Jewison considers The Hurricane his best work.

Accolades

Wins

Film accuracy

The film was criticized for misrepresenting many of the facts of Carter's life and the case itself, as documented in both his criminal and military records, and police reports and court documentation. Such critics include: Herald-News reporter Cal Deal; Larry Elder; Thomas Clough; Barbara Burns, the daughter of victim Hazel Tanis; George Kimball of The Irish Times; Milan Simonich of the Pittsburgh Post-Gazette; Lona Manning; The New York Times reporter Robert Lipsyte; Paul Mulshine of The Star-Ledger; and Jack Newfield of the New York Post, who stated, "I knew Rubin Carter, attended his fights, covered his retrial and I didn't see much reality on the screen." The New Yorker film critic David Denby called it: "False, evasive and factually very thin - a liberal fairytale."

Lawsuit

Former middleweight World Champion Joey Giardello sued the film's producers for libel over the depiction of his fight with Carter as a "racist fix." "This is a joke, he never hit me that much in 15 rounds.
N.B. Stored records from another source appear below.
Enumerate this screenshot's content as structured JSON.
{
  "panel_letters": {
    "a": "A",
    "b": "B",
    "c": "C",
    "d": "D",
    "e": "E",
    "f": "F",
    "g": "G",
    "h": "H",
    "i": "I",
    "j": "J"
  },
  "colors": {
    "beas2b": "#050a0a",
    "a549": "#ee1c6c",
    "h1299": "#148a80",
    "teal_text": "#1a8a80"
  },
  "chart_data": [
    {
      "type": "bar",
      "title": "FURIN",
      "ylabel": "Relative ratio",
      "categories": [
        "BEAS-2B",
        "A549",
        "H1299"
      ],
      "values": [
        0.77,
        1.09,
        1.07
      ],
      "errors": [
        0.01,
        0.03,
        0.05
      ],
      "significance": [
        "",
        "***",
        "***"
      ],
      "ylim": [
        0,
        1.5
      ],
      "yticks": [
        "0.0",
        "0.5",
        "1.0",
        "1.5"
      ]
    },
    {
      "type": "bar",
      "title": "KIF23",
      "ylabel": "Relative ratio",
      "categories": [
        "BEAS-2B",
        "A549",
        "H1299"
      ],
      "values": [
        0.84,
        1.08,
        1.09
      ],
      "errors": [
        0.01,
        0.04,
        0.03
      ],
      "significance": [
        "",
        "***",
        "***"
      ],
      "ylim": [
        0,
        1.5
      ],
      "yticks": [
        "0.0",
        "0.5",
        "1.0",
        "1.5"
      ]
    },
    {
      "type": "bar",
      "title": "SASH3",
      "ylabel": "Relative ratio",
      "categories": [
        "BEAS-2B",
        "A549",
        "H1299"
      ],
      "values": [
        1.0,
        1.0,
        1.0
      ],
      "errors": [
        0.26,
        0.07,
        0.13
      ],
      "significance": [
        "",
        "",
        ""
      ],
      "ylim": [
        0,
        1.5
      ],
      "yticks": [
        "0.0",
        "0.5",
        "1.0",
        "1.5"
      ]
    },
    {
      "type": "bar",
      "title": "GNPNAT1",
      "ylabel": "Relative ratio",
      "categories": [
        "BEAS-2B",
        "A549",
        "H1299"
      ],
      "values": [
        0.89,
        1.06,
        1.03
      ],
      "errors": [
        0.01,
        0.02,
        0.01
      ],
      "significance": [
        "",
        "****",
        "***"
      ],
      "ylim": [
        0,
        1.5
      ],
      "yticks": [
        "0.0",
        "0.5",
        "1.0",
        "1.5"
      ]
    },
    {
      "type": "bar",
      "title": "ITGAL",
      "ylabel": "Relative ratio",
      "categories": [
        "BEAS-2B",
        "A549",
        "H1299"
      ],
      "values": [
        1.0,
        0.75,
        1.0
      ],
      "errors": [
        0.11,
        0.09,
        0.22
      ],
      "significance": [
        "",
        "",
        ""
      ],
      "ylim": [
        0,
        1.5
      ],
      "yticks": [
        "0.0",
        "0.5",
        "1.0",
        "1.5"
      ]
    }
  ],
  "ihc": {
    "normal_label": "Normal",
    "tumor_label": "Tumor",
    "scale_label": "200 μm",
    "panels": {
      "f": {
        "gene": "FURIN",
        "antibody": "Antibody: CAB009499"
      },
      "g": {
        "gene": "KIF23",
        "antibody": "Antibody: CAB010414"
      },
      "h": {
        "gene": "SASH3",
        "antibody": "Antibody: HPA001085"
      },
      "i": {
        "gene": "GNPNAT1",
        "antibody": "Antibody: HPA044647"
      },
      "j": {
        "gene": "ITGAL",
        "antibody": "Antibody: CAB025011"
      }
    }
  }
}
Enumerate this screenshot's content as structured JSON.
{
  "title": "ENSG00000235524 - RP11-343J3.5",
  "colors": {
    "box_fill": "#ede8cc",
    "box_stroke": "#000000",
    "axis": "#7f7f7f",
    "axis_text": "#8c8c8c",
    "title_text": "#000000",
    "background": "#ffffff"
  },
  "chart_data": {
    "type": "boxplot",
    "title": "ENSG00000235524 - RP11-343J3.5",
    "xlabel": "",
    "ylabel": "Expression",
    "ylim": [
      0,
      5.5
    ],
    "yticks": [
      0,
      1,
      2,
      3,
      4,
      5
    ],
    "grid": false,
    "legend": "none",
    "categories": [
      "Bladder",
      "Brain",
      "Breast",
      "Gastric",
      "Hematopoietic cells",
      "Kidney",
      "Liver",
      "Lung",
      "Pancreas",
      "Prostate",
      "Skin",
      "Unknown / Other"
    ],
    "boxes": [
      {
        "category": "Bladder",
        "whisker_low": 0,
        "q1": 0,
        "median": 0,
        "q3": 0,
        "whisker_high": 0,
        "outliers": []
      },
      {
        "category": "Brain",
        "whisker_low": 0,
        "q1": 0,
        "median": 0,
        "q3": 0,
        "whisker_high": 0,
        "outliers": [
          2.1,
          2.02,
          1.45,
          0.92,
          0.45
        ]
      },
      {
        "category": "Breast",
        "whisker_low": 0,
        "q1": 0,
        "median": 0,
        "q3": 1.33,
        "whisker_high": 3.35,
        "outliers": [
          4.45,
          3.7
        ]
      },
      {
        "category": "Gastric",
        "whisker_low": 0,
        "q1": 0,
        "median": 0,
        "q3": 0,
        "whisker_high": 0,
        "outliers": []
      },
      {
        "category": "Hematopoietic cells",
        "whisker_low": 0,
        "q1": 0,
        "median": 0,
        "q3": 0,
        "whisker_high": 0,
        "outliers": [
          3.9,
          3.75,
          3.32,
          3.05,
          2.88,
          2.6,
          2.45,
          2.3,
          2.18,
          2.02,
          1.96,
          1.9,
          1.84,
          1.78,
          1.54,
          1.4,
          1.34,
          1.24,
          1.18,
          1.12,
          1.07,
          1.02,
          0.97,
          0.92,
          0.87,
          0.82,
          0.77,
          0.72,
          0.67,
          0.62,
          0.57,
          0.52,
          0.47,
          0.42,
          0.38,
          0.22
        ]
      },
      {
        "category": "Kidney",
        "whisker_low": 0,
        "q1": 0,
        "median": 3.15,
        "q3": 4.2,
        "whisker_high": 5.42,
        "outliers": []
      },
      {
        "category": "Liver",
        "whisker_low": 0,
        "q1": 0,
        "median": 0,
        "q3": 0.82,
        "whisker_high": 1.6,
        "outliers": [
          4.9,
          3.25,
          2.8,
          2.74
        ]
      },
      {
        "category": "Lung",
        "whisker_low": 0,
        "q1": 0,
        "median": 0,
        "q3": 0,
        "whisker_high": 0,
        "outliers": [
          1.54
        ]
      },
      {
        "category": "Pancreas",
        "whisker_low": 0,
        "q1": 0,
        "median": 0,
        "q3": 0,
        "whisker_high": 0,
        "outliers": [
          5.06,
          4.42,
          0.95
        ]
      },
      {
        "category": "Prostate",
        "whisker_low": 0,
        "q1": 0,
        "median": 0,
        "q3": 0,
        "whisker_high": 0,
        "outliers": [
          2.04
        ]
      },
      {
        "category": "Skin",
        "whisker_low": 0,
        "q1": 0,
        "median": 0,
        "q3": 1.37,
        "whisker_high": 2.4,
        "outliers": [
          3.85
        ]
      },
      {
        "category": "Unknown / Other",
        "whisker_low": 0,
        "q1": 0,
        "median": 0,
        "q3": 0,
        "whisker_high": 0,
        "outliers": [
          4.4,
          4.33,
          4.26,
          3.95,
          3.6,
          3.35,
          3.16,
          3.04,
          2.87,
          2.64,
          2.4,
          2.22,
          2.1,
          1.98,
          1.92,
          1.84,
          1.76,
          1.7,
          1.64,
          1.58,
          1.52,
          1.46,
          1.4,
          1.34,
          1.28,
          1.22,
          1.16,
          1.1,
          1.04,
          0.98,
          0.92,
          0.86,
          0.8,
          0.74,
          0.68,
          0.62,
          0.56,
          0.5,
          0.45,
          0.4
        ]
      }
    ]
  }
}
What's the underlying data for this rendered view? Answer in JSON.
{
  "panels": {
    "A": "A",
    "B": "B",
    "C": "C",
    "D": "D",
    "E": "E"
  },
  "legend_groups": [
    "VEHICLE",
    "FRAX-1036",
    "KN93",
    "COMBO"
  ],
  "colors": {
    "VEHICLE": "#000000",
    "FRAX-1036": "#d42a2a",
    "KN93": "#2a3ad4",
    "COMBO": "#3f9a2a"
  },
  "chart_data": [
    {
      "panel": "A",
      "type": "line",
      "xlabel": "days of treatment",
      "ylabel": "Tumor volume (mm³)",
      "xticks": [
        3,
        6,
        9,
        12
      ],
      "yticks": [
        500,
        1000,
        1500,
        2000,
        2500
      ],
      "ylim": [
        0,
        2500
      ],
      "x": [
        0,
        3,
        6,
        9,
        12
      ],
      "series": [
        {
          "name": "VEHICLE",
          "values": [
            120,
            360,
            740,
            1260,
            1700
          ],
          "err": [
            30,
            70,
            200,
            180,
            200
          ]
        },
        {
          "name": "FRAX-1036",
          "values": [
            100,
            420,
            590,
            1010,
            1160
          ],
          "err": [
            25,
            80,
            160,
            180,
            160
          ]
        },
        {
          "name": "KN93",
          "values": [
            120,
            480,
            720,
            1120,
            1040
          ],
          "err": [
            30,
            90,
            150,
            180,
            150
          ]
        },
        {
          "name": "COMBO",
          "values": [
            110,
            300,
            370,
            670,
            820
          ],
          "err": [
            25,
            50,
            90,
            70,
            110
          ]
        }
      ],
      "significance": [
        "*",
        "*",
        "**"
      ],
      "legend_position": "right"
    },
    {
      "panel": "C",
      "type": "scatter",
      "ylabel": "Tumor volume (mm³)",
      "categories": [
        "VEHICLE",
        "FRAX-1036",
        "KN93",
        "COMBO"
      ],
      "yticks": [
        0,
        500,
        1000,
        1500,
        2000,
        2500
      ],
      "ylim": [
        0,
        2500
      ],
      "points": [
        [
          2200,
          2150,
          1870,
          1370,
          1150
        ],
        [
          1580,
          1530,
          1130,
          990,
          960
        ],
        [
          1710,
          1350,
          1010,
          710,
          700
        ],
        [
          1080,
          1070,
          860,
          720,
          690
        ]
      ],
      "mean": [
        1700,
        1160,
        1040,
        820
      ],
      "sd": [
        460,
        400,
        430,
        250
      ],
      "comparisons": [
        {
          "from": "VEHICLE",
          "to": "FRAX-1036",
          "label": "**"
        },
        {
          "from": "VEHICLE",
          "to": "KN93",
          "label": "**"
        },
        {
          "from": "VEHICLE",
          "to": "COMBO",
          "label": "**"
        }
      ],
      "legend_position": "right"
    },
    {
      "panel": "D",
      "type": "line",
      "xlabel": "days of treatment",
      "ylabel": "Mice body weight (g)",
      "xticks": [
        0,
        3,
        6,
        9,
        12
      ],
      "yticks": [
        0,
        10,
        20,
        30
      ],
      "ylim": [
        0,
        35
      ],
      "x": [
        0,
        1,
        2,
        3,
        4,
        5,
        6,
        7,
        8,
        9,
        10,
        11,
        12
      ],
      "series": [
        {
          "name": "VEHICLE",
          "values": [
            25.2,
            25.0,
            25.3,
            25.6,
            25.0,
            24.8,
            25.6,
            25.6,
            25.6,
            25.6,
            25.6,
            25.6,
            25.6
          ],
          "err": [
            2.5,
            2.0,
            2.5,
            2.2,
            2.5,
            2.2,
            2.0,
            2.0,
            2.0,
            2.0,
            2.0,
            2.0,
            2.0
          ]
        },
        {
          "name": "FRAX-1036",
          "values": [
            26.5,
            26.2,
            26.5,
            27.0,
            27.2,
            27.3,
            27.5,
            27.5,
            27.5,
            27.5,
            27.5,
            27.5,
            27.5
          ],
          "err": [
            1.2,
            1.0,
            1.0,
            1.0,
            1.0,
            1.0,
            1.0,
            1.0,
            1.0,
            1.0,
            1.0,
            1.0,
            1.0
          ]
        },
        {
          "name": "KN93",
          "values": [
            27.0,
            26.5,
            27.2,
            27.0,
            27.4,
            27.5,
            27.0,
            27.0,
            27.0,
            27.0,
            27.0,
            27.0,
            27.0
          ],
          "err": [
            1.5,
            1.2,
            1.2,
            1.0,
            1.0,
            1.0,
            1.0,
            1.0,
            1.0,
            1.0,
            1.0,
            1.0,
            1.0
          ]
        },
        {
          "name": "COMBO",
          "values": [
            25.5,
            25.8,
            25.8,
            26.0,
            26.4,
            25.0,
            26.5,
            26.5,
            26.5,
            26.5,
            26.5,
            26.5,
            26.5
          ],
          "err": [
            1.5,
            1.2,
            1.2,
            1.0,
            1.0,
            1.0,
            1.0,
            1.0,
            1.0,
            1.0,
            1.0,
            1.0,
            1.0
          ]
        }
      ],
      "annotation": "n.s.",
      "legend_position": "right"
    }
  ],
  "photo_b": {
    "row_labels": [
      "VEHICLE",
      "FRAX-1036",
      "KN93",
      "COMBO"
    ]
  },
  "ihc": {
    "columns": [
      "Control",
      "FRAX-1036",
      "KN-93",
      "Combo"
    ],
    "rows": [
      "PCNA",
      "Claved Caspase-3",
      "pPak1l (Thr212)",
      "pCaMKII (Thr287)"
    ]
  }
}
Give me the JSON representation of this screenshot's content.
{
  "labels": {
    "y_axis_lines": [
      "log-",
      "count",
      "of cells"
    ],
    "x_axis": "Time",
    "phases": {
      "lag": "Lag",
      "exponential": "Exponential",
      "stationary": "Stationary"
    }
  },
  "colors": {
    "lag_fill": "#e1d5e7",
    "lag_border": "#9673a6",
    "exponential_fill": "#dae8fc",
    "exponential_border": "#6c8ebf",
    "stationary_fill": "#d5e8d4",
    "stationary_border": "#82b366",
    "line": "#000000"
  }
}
Virtually every boxing expert then and now will tell you I won the fight." Referee Robert Polis who scored the fight 72-66 in Giardello's favor stated: "They portrayed Joey Giardello as an incompetent fighter. I thought it was ludicrous." Even Carter himself agreed that Giardello was the rightful victor.
Eventually, the case was settled out of court, with the producers paying the retired champion damages and with Jewison agreeing to make a statement on the DVD version that "Giardello no doubt was a great fighter."